E90 320d

Gdybym miała zacząć mówić o moim BMW… to jedno jest pewne – zawsze uważałam, że ta marka to najpiękniejsze samochody na świecie. No cóż, niektórzy twierdzą, że miałam urodzić się chłopcem, a fascynacja motoryzacją jest tylko jednym z dowodów na tę teorię. Nie uważam jednak, że motoryzacja musi być domeną mężczyzn i mam nadzieję, że te czasy już minęły. Tak czy owak, lata 80-te przyniosły mi zachwyt nad pięknem czterech kółek, a szczególnie tego, co robią twórcy Bayerische Motoren Werke Gmbh. No i zaczęło się – jeździłam wieloma samochodami, palców u rąk nie wystarczy, aby je policzyć, i wreszcie mam! Jak wygląda mój wymarzony samochód? Wzrost 142,1 (niby niewiele), długość 452 cm i 201,3 cm szerokości – czyli jakieś 90987,6 cm2, a nawet 12929337,96 cm3 SZCZĘŚCIA – moje BMW E90! – no może mniej, gdyby odjąć trochę ze względu na fakt, że to limuzyna. Czy to nie fantastyczne wymiary? Czy możecie sobie Państwo wyobrazić, z jaką radością wsiadam każdego dnia rano i pędzę do pracy? No, z tym pędzę, ze względu na korki, to drobna przesada, ale jest niebywałą przyjemnością prowadzenie tego samochodu. Wiem, wiem, trudno porównywać tak różne samochody jak Ford Taurus, Volkswagen Sharan, Mitsubishi Pajero, Toyota Corolla i jeszcze kilka innych z BMW 320d – fachowcy pewnie już załamują ręce! Ale ja nie chcę dokonywać porównania samochodów z zupełnie różnych segmentów, klas i kategorii tylko swoje wrażenia z jazdy. Nie będę, więc, przedstawiać specyfikacji technicznej, bo taką każdy może znaleźć bez trudu. Chcę po prostu przekazać swoje wrażenia z jazdy. Radość z jazdy! Moim pierwszym odczuciem było to, że ten samochód reaguje na to, co robię, nie czekając na specjalne zaproszenie… Kierowca jest znacznie bliżej samochodu, staje się jego częścią. Oby nie zamienną! Aktywny układ kierowniczy i bardzo przyzwoite przyspieszenie powoduje, że auto jest zwinne, znacznie łatwiej wykonać nim manewr i zdecydowanie sprawniej reaguje na poczynania kierowcy. Układ hamulcowy z możliwością użycia trybu DTC wydaje się działać znacznie łagodniej a zarazem skuteczniej niż w innych samochodach i daje spory komfort w trakcie prowadzenia w trudnych warunkach drogowych.

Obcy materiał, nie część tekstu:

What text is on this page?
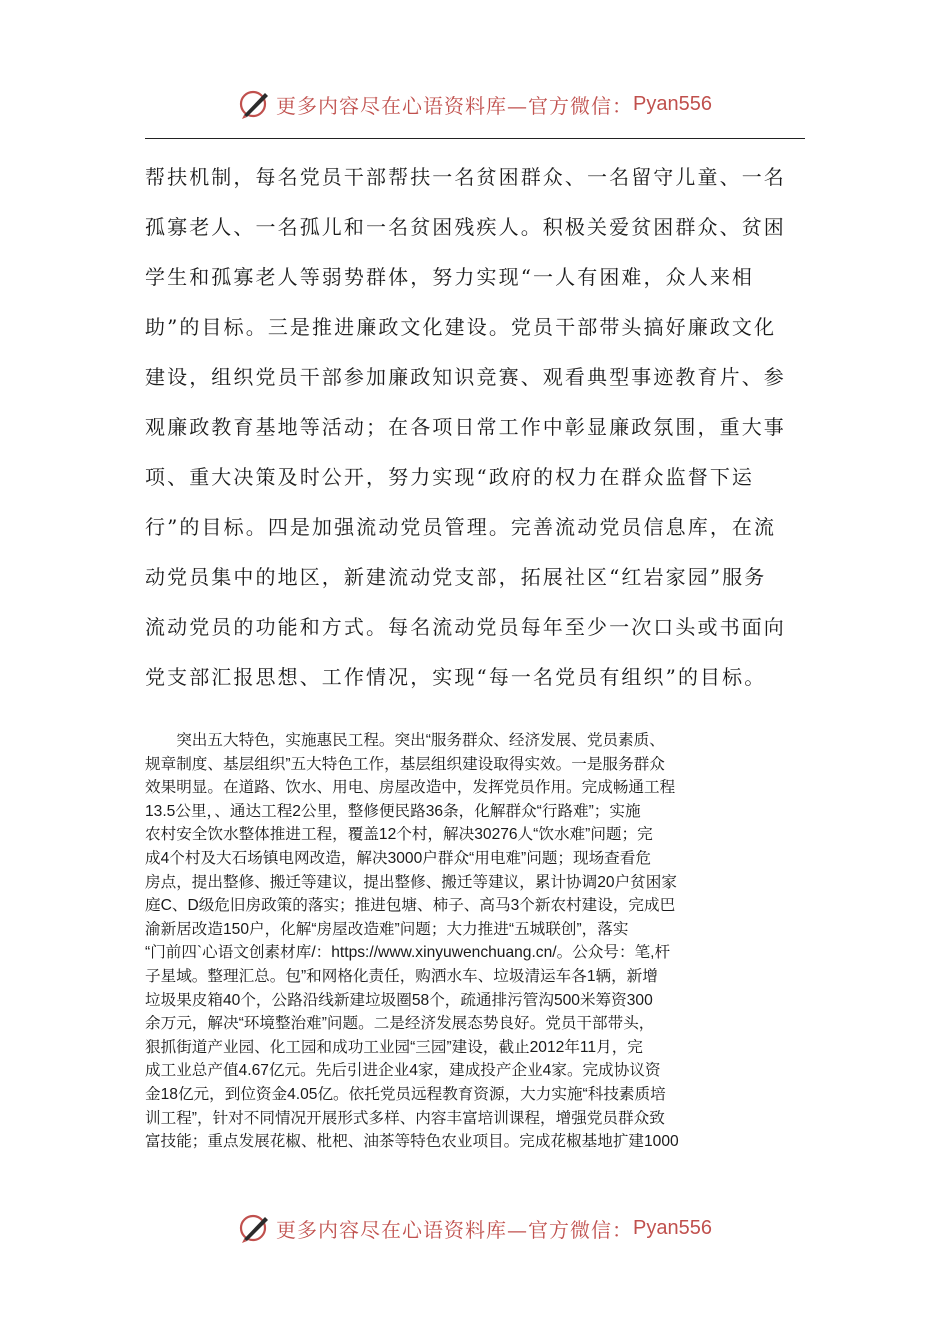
更多内容尽在心语资料库—官方微信： Pyan556
帮扶机制，每名党员干部帮扶一名贫困群众、一名留守儿童、一名
孤寡老人、一名孤儿和一名贫困残疾人。积极关爱贫困群众、贫困
学生和孤寡老人等弱势群体，努力实现“一人有困难，众人来相
助”的目标。三是推进廉政文化建设。党员干部带头搞好廉政文化
建设，组织党员干部参加廉政知识竞赛、观看典型事迹教育片、参
观廉政教育基地等活动；在各项日常工作中彰显廉政氛围，重大事
项、重大决策及时公开，努力实现“政府的权力在群众监督下运
行”的目标。四是加强流动党员管理。完善流动党员信息库，在流
动党员集中的地区，新建流动党支部，拓展社区“红岩家园”服务
流动党员的功能和方式。每名流动党员每年至少一次口头或书面向
党支部汇报思想、工作情况，实现“每一名党员有组织”的目标。
　　突出五大特色，实施惠民工程。突出“服务群众、经济发展、党员素质、
规章制度、基层组织”五大特色工作，基层组织建设取得实效。一是服务群众
效果明显。在道路、饮水、用电、房屋改造中，发挥党员作用。完成畅通工程
13.5公里，、通达工程2公里，整修便民路36条，化解群众“行路难”；实施
农村安全饮水整体推进工程，覆盖12个村，解决30276人“饮水难”问题；完
成4个村及大石场镇电网改造，解决3000户群众“用电难”问题；现场查看危
房点，提出整修、搬迁等建议，提出整修、搬迁等建议，累计协调20户贫困家
庭C、D级危旧房政策的落实；推进包塘、柿子、高马3个新农村建设，完成巴
渝新居改造150户，化解“房屋改造难”问题；大力推进“五城联创”，落实
“门前四`心语文创素材库/：https://www.xinyuwenchuang.cn/。公众号：笔,杆
子星域。整理汇总。包”和网格化责任，购洒水车、垃圾清运车各1辆，新增
垃圾果皮箱40个，公路沿线新建垃圾圈58个，疏通排污管沟500米筹资300
余万元，解决“环境整治难”问题。二是经济发展态势良好。党员干部带头，
狠抓街道产业园、化工园和成功工业园“三园”建设，截止2012年11月，完
成工业总产值4.67亿元。先后引进企业4家，建成投产企业4家。完成协议资
金18亿元，到位资金4.05亿。依托党员远程教育资源，大力实施“科技素质培
训工程”，针对不同情况开展形式多样、内容丰富培训课程，增强党员群众致
富技能；重点发展花椒、枇杷、油茶等特色农业项目。完成花椒基地扩建1000
更多内容尽在心语资料库—官方微信： Pyan556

Jest oczywiście wiele samochodów, których w życiu nie miałam okazji prowadzić i nie poprowadzę, ale dzisiaj jestem przekonana, że BMW 320d jest jednym z najprzyjemniejszych dostępnych 4 kółek. Dla mnie bardzo istotną kwestią jest fotel i tu od początku wiedziałam, że chcę mieć wersję sportową, umożliwiającą dopasowanie go do ciała kierowcy. Wysuwana przednia część daje komfort oparcia pod kolanami, a w związku z tym zarówno długie trasy jak i przesuwanie się godzinami w korkach nie stanowią już takiego problemu. Ustawienie fotela pozwala dostosować nachylenie i odległość odpowiednio do wzrostu, zasięgu ramion i pola widzenia. Boczne nadmuchiwane poduszki „trzymają” kierowcę, więc nie ma się wrażenia „wypadania” na zakręcie.

Mniejsza sportowa kierownica doskonale obejmuje widok zegarów i do tego jakoś nadzwyczajnie pasuje do moich dłoni! Poza tym seria 3 naprawdę nie jest taka mała. Na tylnych siedzeniach zupełnie wygodnie siedzą dorosłe osoby, a bagażnik jest naprawdę pakowny. Dodatkowo, opony RSC pozostawiają do naszej dyspozycji zwyczajowe miejsce na koło zapasowe. Wnętrze sprawia wrażenie przytulności, co w dzisiejszym „zmetalizowanym” świecie nie jest częste. To, co pokazują zegary, komputer pokładowy i nawigacja jest bardzo czytelne. Ustawienia radia, CD, klimatyzacji i nawigacji zdecydowanie intuicyjne i „user friendly”. Szkoda tylko, że niestety nie ma dla mojego samochodu mapy na teren Polski i jak się dowiedziałam, nic nie wskazuje na to, aby szybko była ona dostępna. Ale za to, po zakupie samochodu ogarnęło mnie zdziwienie, ponieważ zaczęłam szukać wytycznych, co do przeglądów. I tu niespodzianka – wytycznych brak. BMW 320d samo wie, kiedy i co sprawdzać! Pozostaje tylko zwracać uwagę, na to, co wyświetla się na tablicy. Czyż to nie jest jak najbardziej samochód dla Pań?! Nie należę, do tych, które nigdy nie zmieniły koła, nie dolały oleju a nawet z dumą przyznaję się do roli pomocnika mechanika przy wymianie uszczelki pod głowicą Renault 5, i być może, dlatego, wrażenie zrobiło na mnie podniesienie maski – absolutny ład i porządek, wręcz nudno – wszystko przykryte! Może powinnam też zajrzeć pod maski i pod samochody innych marek nowoczesnych samochodów, ale podwozie BMW 320d wygląda jak zamknięta szafa – kawałek zawieszenia i układu wydechowego – to wszystko, co mój samochód ma pod spodem! Niebywałe, zastanawiam się czy podwozie też powinnam myć i polerować co tydzień? Wiem, powiecie – babskie podejście. No cóż, uwielbiam mój samochód… BMW 320d.